The court rejects TKD's argument that it is entitled to recover its fees under an account stated theory. First, TKD did not commence a separate plenary proceeding to recover the unpaid fees, although it could have done so under Judiciary Law§ 475. Instead, it interposed this application in the parties' long-delayed lawsuit. TKD is entitled to recover its reasonable attorneys' fees in quantum meruit, if at all, following an evidentiary hearing (see Chadbourne & Parke, LLP v AB Recur Finans, 18 AD3d 222,223 [1st Dept 2005]; see also e.g. Campagna/av Mulholland, Minion & Roe, 76 NY2d 38, 44  ["Where that discharge is without cause, the attorney is limited to recovering in quantum meruit the reasonable value of the services rendered."]).
The court also rejects plaintiffs' argument that any attorneys' fees awarded should be paid by the defendants' insurance companies pursuant to the underlying license agreement. Judiciary Law§ 475 states that "the attorney who appears for a party has a lien upon his or her client's cause of action, claim or counterclaim, which attaches to a verdict, rep ort, determination, decision, award, settlement, judgment or final order in his or her client's favor, and the proceeds thereof in whatever hands they may come." Here, the lien, if it is enforceable, attaches to the interlocutory judgment entered in favor of plaintiffs.

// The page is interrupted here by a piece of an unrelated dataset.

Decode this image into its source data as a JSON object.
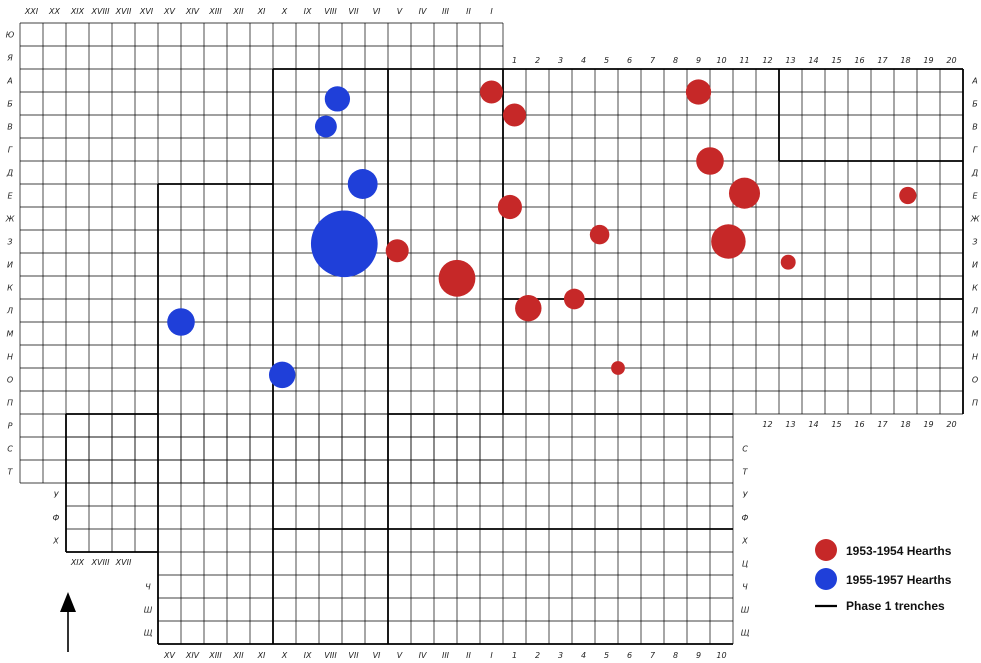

Finally, the court denies TKD's request for its costs and fees in making this motion. "Where an attorney brings a motion to establish and enforce a charging lien under the Judiciary Law, the court has no power to award the attorney counsel fees for the sums expended in bringing the action" (1B Carmody-Wait 2d § 3:579, citing Ajar v Ajar, 207 AD2d 469,471 [2d Dept 1994] [holding that fees cannot be recovered for a motion to establish and enforce a charging lien pursuant to Judiciary Law§475]).